FIGO Maternal and Newborn Health Initiative (MNH) 

Project Team: 

Project Director - Professor David Taylor; Project Manager - Dr Patrick Delorme; Project Administrator - Dorota Wasowska

Funding secured: 10.5million US dolllars

From: The Bill and Melinda Gates Foundation (www.gatesfoundation.org)

Launched: November 2008

Length of project: Five years 

Background: Maternal and newborn health constitutes a major international health and development issue in low-resource countries. Concerned that Millennium Development Goal 5 (MDG 5), to improve maternal health, has not made significant progress, FIGO’s initiative - ‘Improving maternal and newborn health in low-resource countries through strengthening the role of obstetric and gynecological national associations’ - will work towards the goal of reducing maternal and newborn mortality and morbidity.  

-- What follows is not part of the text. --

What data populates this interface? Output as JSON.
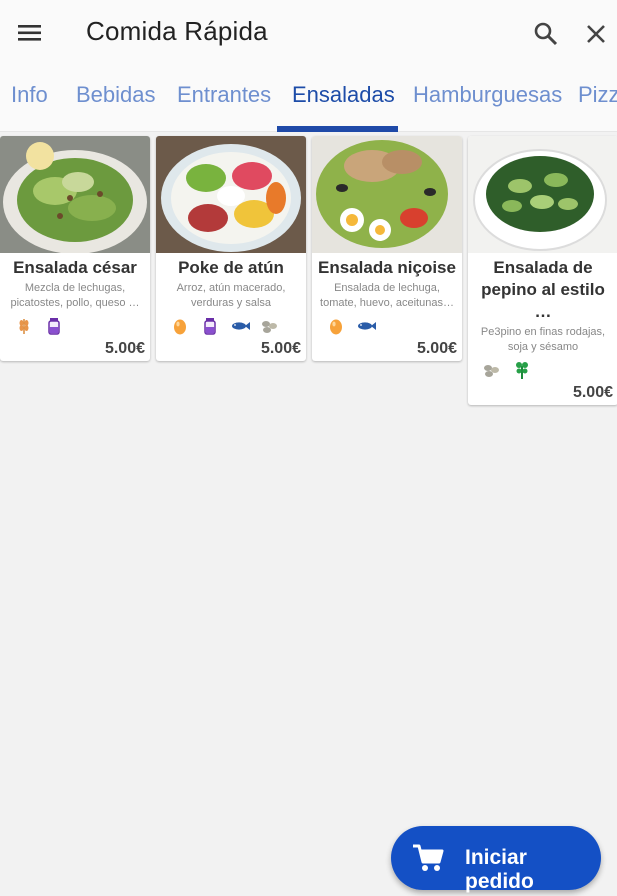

Aim of project: To improve the lives and health of women and newborns in the world’s most under-served regions.  The project will focus on 15 FIGO member associations in low- and middle-resource countries in Asia and Africa. Over five years, FIGO hopes to enable these member associations to play a catalytic role in making positive changes in policy and practice and improve maternal and newborn health services for under-served populations. While the importance of national health professional organisations in tackling maternal mortality in low-resource countries has been noted, it could be argued that insufficient consideration has been given to the readiness and capacity of these organisations to take on this role. This project will help address this, allowing FIGO and its member associations to work more effectively towards saving the lives of mothers and newborns.

Countries involved: The five-year initiative has begun with a phase of development in eight African and Asian countries  - Burkina Faso, Cameroon, Ethiopia, Mozambique, Nigeria, Uganda, India and Nepal - and will be extended to a further seven countries in a phase of South-to-South collaboration.